That is something a good static analyser or even optimising compiler can find ("opaque predicate detection") without the need for AI, and belongs in the category of "warning" and nowhere near "exploitable". In fact a compiler might've actually removed the unreachable code completely.

Well yeah, it’s a toy example to illustrate a point in an HN discussion :).

Imagine “silly mistake” is a parameter, and rename it “error_code” (pass by reference), put a label named “cleanup” right before the if statement, and throw in a ton of “goto cleanup” statements to the point the control flow of the function is hard to follow if you want it to model real code ever so slightly more.

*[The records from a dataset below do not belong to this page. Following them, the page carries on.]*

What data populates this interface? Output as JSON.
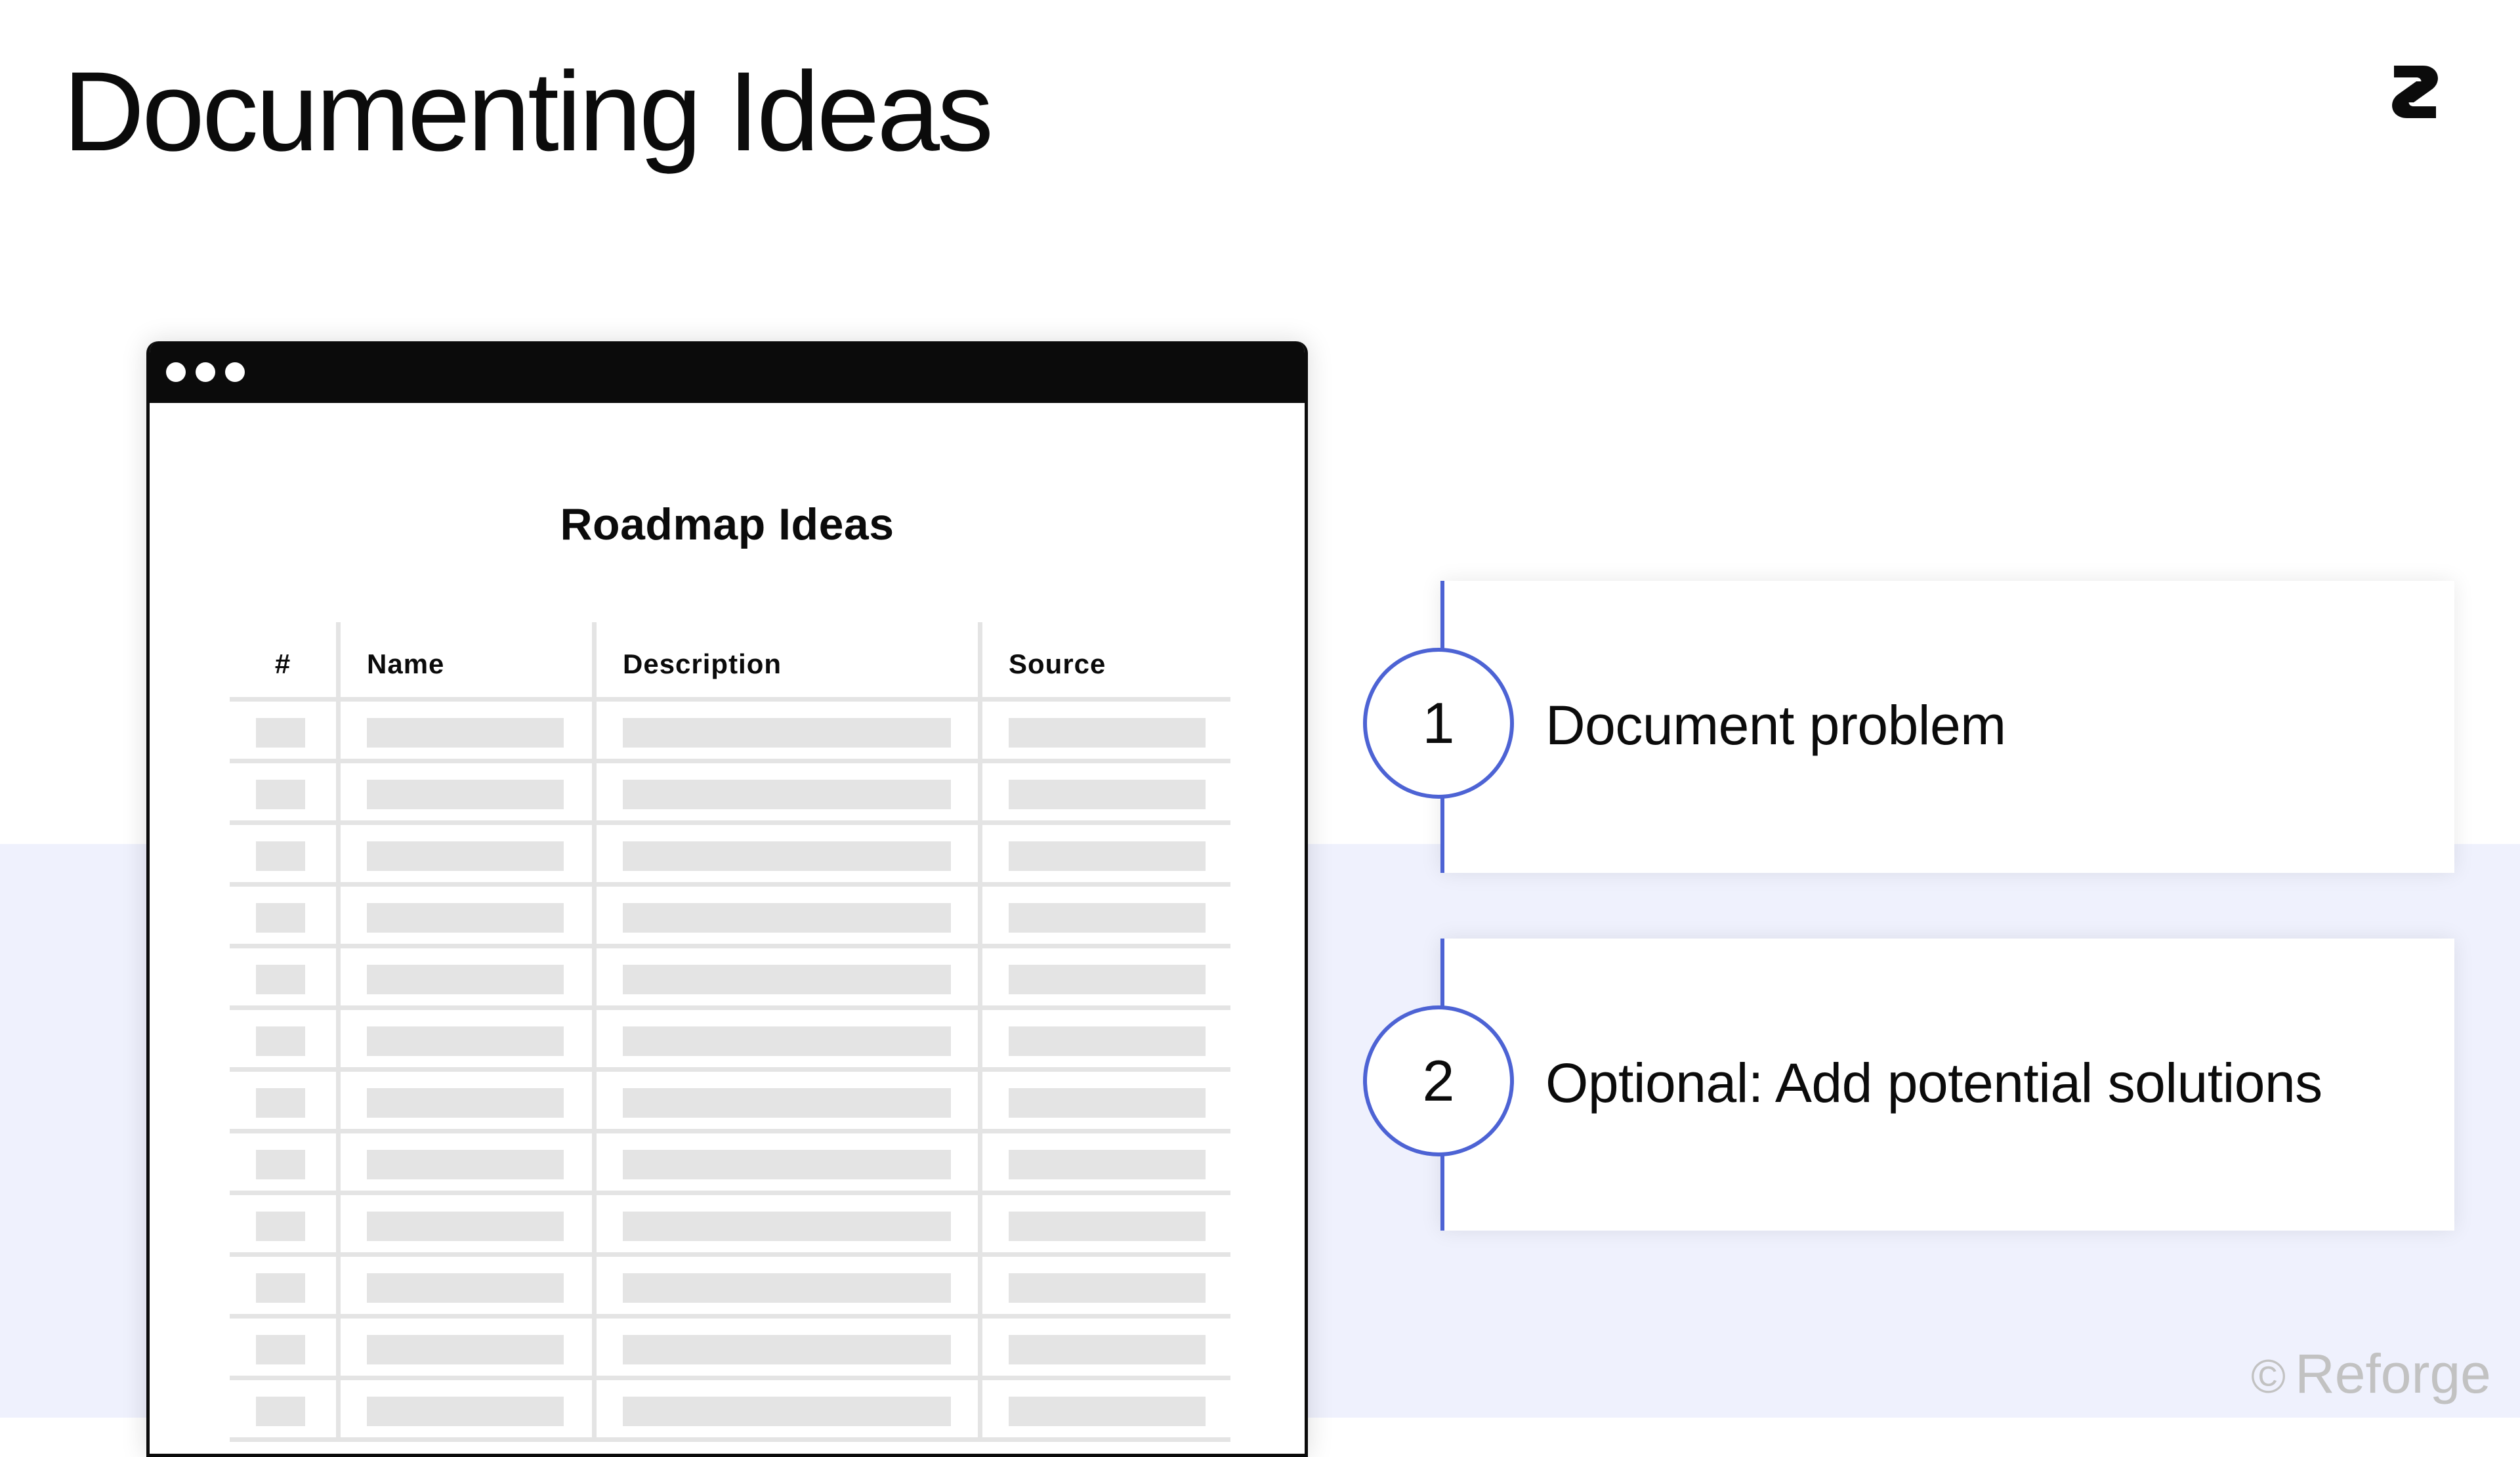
{
  "slide": {
    "title": "Documenting Ideas",
    "footer": {
      "copyright_symbol": "©",
      "brand": "Reforge"
    },
    "logo_icon": "reforge-logo-icon"
  },
  "window": {
    "title": "Roadmap Ideas",
    "table": {
      "headers": [
        "#",
        "Name",
        "Description",
        "Source"
      ],
      "placeholder_rows": 12
    }
  },
  "steps": [
    {
      "number": "1",
      "label": "Document problem"
    },
    {
      "number": "2",
      "label": "Optional: Add potential solutions"
    }
  ],
  "colors": {
    "accent": "#4d63d4",
    "band": "#eff1fd",
    "placeholder": "#e4e4e4",
    "text": "#0b0b0b",
    "footer": "#c2c2c2"
  }
}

It will be interesting to see the bugs it’s actually finding.

It sounds like they will fall into the lower CVE scores - real problems but not critical.

  • That's what I'm saying; a static analyser will be able to determine whether the code and/or state is reachable without any AI, and it will be completely deterministic in its output.

    • You cannot tell if code is actually reachable if it depends on runtime input.

      Those really evil bugs are the ones that exist in code paths that only trigger 0.001% of the time.

      Often, the code path is not triggerable at all with regular input. But with malicious input, it is, so you can only find it through fuzzing or human analysis.

    • Why hasn't it then? The Linux kernel must be asking the most heavily-audited pieces of software in existence, and yet these bugs were still there.